Canan Dağdeviren, 4 Mayıs 1985'te İstanbul’da doğmuş, malzeme bilimi, mühendislik ve biyomedikal alanında gerçekleştirdiği çığır açan çalışmalarıyla tanınan bir Türk fizik mühendisidir. Şu anda Massachusetts Institute of Technology’de (MIT) Medya Sanatları ve Bilimleri alanında LG Kariyer Geliştirme Profesörü olarak görev yapmaktadır. Dağdeviren, aynı zamanda MIT Media Lab bünyesinde kendi araştırma grubu olan Conformable Decoders’ı yönetmektedir.
Akademik başarısıyla dikkat çeken Dağdeviren, Harvard Üniversitesi’nin seçkin Junior Fellow unvanını alan ilk Türk bilim insanı olarak tarihe geçmiştir. Çalışmaları, malzeme bilimi, mühendislik ve biyomedikal mühendisliğin kesişiminde şekillenmekte ve insan vücudu ile uyum içinde çalışan elektromekanik sistemlerin geliştirilmesine odaklanmaktadır.
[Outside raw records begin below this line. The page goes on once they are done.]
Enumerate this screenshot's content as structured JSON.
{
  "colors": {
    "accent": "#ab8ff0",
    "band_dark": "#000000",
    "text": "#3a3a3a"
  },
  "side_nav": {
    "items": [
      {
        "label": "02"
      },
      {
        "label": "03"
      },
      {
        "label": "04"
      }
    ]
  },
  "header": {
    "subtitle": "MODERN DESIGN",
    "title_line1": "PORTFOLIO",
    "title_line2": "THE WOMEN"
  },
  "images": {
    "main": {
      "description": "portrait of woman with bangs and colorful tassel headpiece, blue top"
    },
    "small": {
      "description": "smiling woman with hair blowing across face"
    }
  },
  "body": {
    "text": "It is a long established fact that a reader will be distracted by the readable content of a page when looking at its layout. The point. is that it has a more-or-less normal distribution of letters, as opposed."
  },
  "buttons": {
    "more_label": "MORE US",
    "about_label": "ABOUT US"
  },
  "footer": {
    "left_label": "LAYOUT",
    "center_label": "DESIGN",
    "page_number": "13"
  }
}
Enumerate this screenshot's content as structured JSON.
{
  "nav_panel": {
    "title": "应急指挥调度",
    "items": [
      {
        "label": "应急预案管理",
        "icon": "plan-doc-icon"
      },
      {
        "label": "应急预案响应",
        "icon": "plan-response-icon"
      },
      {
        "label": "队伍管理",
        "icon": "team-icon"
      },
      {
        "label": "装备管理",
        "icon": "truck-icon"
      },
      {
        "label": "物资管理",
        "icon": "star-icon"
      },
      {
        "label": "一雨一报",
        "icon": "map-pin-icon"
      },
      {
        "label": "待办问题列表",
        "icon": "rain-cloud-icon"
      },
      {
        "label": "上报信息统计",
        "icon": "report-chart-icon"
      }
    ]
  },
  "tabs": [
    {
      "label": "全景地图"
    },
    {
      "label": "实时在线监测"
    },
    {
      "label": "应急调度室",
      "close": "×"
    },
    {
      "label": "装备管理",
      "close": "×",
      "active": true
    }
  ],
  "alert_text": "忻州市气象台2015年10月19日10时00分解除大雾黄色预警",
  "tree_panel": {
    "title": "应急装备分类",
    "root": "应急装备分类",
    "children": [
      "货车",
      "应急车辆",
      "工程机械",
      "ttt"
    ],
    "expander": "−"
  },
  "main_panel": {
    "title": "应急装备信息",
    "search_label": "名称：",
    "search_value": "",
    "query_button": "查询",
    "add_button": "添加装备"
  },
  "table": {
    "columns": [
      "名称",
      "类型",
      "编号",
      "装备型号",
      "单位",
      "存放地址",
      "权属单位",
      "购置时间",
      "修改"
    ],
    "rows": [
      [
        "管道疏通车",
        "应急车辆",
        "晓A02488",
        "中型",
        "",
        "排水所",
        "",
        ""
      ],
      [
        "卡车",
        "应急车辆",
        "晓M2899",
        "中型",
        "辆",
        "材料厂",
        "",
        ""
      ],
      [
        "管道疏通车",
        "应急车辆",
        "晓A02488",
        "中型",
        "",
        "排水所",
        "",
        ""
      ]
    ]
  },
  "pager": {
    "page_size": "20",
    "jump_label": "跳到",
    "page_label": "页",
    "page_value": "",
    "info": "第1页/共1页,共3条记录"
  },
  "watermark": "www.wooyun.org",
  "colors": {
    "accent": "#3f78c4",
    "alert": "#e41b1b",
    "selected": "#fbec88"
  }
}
Özellikle, piezoelektrik malzemeleri kullanarak insan organlarının hareketlerinden elektrik enerjisi üreten cihazların mucidi olarak tanınır.
Dağdeviren'in araştırmaları, doğadan ve insan vücudundan alınan hayati bilgileri çözümleyip yararlı sinyallere veya enerjiye dönüştüren yenilikçi teknolojilere yoğunlaşmaktadır. 2019 itibarıyla Kadir Has Üniversitesi Mütevelli Heyeti'nde de görev alan Dağdeviren, bilim ve akademi dünyasındaki katkılarıyla hem ulusal hem de uluslararası platformda adından söz ettirmektedir.